DI awal babak kedua Final Leg I Piala AFF, yang berlangsung di Stadion Bukit Jalil, Kuala Lumpur, kiper Indonesia, Markus Horison, menghampiri wasit dan memprotes sinar laser berwarna hijau yang mengganggu konsentrasinya. Wasit mengapresiasi protes tersebut, lalu menghentikan pertandingan untuk sementara. Waktu itu, muncul kekhawatiran, jangan-jangan protes itulah yang justru akan mengganggu konsentrasi ritme permainan tim Indonesia yang tengah meningkat, sekaligus memicu sebuah antiklimaks.
Kekhawatiran itu, ternyata, menjadi kenyataan. Beberapa menit setelah pertandingan dilanjutkan, Malaysia membobol gawang Markus tiga kali, hampir secara berturutan. Konsentrasi Firman Utina cs seolah lenyap entah ke mana. Maman Abdurrahman dan Hamka Hamzah, dua pilar penting di benteng pertahanan, malah jadi kelihatan panik seperti melihat ancaman tsunami.

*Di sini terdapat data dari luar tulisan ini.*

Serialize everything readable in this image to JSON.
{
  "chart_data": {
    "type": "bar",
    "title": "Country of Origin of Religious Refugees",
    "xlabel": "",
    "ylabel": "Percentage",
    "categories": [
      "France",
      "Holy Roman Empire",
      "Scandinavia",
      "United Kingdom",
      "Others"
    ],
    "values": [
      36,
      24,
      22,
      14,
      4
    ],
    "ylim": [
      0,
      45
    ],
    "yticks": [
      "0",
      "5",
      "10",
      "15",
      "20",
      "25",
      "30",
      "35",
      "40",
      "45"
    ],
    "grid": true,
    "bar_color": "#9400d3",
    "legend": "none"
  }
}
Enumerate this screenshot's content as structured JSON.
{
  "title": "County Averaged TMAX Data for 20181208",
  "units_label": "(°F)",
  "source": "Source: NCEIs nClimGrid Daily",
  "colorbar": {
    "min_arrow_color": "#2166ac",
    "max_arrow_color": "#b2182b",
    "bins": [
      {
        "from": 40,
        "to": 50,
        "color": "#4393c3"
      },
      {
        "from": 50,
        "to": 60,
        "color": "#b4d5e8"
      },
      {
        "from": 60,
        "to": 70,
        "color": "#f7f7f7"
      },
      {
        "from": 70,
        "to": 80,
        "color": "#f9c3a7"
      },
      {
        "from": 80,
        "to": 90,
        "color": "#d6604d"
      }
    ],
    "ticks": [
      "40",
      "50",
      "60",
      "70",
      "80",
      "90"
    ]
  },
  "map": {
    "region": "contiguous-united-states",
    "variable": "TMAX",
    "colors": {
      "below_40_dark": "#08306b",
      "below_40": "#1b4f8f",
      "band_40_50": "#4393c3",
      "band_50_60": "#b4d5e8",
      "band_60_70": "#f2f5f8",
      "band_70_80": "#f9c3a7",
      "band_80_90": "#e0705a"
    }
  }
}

Ada satu simpul yang menarik di sini, yakni tentang pemahaman terhadap makna "protes". Aksi sebagai ekspresi ketidakpuasan itu memang bisa menjadi positif selama berfungsi untuk memprovokasi status quo dari pihak yang bersitentang dengan si pemrotes. Tapi, kalau yang terjadi itu malah sebaliknya, yakni merugikan diri sendiri, berarti ada sesuatu yang keliru di sana.